In April, just shy of 20 months after Rodgers signed that contract, the Packers traded up in the first round of the draft to take Utah State quarterback Jordan Love.
Rodgers admitted that, watching from home with the rest of the country, he was surprised and less than thrilled with the pick of Love largely because it meant Rodgers may not finish his career as a member of the Packers.
“It is definitely telling at this point that is truly something that’s out of my control,” Rodgers said in a conference call Friday. “What I can control is how I play and making that decision at some point a very hard one.

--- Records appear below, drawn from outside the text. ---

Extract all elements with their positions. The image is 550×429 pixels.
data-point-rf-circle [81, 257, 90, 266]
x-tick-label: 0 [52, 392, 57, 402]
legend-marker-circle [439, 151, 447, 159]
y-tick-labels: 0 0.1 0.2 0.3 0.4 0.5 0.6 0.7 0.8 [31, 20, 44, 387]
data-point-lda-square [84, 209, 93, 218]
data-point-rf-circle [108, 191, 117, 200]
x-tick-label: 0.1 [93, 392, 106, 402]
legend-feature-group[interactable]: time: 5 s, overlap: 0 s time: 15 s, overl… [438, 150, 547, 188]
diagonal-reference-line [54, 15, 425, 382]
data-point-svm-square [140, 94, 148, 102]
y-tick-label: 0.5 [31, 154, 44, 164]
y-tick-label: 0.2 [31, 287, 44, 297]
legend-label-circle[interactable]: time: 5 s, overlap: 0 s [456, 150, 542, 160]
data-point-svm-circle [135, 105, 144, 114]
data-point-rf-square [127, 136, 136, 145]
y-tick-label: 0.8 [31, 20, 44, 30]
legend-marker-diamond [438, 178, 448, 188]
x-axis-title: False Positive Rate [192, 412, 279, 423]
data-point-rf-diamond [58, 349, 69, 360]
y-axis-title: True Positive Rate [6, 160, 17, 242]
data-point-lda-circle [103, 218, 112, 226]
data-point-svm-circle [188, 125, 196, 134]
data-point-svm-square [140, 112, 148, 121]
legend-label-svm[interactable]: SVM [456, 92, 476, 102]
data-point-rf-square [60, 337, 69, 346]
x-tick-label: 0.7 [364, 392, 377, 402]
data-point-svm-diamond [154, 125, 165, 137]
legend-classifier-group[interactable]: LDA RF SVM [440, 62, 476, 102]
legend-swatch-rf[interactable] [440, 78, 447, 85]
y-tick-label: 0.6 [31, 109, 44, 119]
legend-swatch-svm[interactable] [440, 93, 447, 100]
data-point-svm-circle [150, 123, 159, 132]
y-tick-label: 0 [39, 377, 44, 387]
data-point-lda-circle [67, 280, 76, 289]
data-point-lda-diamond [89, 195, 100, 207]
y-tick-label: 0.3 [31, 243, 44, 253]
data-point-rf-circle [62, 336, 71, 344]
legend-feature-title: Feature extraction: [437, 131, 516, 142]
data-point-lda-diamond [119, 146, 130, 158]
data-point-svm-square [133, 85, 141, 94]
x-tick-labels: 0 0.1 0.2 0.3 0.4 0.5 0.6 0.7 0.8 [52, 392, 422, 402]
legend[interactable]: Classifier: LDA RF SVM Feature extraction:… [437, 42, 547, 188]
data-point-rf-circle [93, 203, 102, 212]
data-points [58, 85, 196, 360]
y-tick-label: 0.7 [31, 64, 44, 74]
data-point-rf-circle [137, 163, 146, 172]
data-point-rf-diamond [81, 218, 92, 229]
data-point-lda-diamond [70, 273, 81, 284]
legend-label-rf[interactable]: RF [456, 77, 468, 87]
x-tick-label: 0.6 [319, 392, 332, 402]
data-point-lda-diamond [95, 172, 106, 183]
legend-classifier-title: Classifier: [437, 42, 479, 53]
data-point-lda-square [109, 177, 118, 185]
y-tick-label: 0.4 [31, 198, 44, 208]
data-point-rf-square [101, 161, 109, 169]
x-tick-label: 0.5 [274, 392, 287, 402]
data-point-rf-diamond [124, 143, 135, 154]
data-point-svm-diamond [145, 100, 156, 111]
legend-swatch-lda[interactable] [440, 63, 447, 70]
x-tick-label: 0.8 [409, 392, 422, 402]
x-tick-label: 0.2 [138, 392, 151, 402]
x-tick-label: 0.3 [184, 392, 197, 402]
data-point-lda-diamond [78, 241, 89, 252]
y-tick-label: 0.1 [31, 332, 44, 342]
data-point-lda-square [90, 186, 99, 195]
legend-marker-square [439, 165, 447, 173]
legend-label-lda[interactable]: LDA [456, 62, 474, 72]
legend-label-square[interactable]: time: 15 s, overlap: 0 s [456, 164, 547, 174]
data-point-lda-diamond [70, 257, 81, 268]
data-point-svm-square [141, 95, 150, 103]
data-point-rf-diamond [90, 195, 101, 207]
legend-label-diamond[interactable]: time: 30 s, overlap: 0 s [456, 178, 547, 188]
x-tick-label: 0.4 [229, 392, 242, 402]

"You know, if I were to retire in the organization’s timetable, then it’s an easy decision. But if there comes a time where I feel like I can still play at a high level and my body feels great, you know, then there’s other guys that have gone on and played elsewhere.”
Rodgers, of course, saw it first-hand when the Packers traded Favre to the New York Jets to clear a path for him in August 2008.
“I think it was more the surprise of the pick based on my own feelings of wanting to play into my 40s and really the realization that it does change the controllables a little bit, because as much as I feel confident in my abilities and what I can accomplish and what we can accomplish, there are some new factors that are out of my control,” Rodgers said.
“And so my sincere desire to start and finish with the same organization, just as it has with many other players over the years, may not be a reality at this point. And as much as I understand the organization’s future outlook and wanting to make sure they’re thinking about the team now and down the line, and I respect that, at the same time, I still believe in myself and have a strong desire to play into my 40s. And I’m just not sure how that all works together at this point.”
Rodgers harbors no ill feelings toward Love and said he looked forward to developing their relationship, but he reiterated a point that Packers general manager Brian Gutekunst and head coach Matt LaFleur made post-draft – that the two-time most valuable player doesn’t need any additional motivation to perform from a backup quarterback.
Perhaps more importantly, Rodgers didn’t express any resentment toward the selection in general – hearkening to his 2018 extension call when he noted it is Gutekunst’s job to make decisions in the best interests of the team.
“I understand,” Rodgers said. “The organization is thinking not only about the present but about the future. And I respect that. I understand that's their focus and their mindset and obviously they thought that he was such a great talent that they needed to go up and get him.
"So like I said, generally surprised, but it’s what those guys are paid to do, to put together a roster for now and for the future as well.”